Я сознавал, как опасно оставаться в Германии, и регулярно убеждал Иву, что ей лучше уехать, но она лишь похлопывала меня по плечу и говорила: «Успокойся, Хельмут, ничего с нами не случится».

После моего отъезда из Берлина в 1938 году Иву отправили в концентрационный лагерь Аушвиц (Освенцим), где она погибла. Я всегда старался хранить живую память о ней. Она была великим фотографом и замечательной женщиной.

В конце 1950-х годов мы с Джун оказались в Берлине. Перед отъездом из Мельбурна я дал ей книгу Кристофера Ишервуда «Берлинский дневник». Для меня эта книга была лучшим путеводителем по настоящему «старому Берлину», так что, когда мы приехали в Берлин на белом Porsche в рамках большого тура по Европе, то, к своей радости, остановились точно в таком же пансионе, какой был описан Ишервудом. Хотя Джун не говорила по-немецки, она сразу же полюбила Берлин и берлинцев.
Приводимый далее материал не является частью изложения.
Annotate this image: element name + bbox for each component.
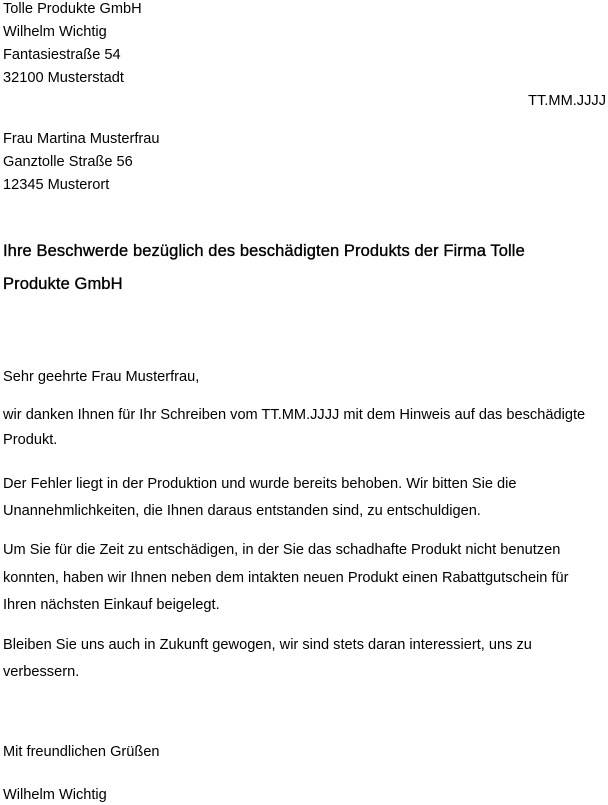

Мы приехали поздно вечером и обнаружили, что все номера в отеле забронированы для участников какой-то большой конференции. Тогда мы с Джун встали в две разные очереди в службу регистрации – она к мужчине, а я к девушке. Джун первой подошла к стойке. Она помахала бумажкой и крикнула: «Нам дали адрес!» В такси мы посмотрели адрес: это оказался «Пансион X» в доме № 45 на Шлютерштрассе, где раньше находилась студия Ивы. Для меня это была очень эмоциональная поездка. Когда мы подъехали к месту назначения, меня даже трясло от волнения.

Двое пожилых хозяев за регистрационной стойкой умолкли и подозрительно уставились на нас, когда я объяснил, что до войны здесь была студия, принадлежавшая знаменитой женщине-фотографу по имени Ива, и что я когда-то работал ее ассистентом. Я попросил отвести нас на пятый этаж, где находилась студия, но мне сказали, что придется подождать до утра.

На следующее утро мы поднялись на лифте на верхний этаж и обнаружили, что в старой студии ничего не изменилось. Люстра по-прежнему свисала с потолка, и фотографии, сделанные Ивой, остались на стенах, но вокруг не было признаков жизни. Владельцы облегченно вздохнули, когда мы ушли оттуда.

Мать была очень своенравной женщиной, но в 1935–1936 годах она стала оплотом семьи. Силы покинули отца, я видел это. Он был не способен принимать какие-либо серьезные решения, и мать осталась единственной боровшейся за выживание семьи.

Мой отец обожал автомобили. Его последним приобретением был замечательный четырехдверный Fiat. Машину пришлось продать, так как по закону о расовой чистоте евреям запрещалось водить автомобили. Деньги следовало положить в банк. Отец был самым законопослушным человеком на свете и никогда не нарушал установленных правил. После продажи машины мать забрала у него деньги, так как знала, что отец собирается положить их в банк, где они бы сгинули навеки. Правительство конфисковало бы их вместе с банковскими счетами остальных немецких евреев. Она взяла наличные и спрятала их в стопку простыней среди белья в стенном шкафу. Два года спустя эти деньги спасли семью, потому что на них были куплены билеты, позволившие нам покинуть Германию.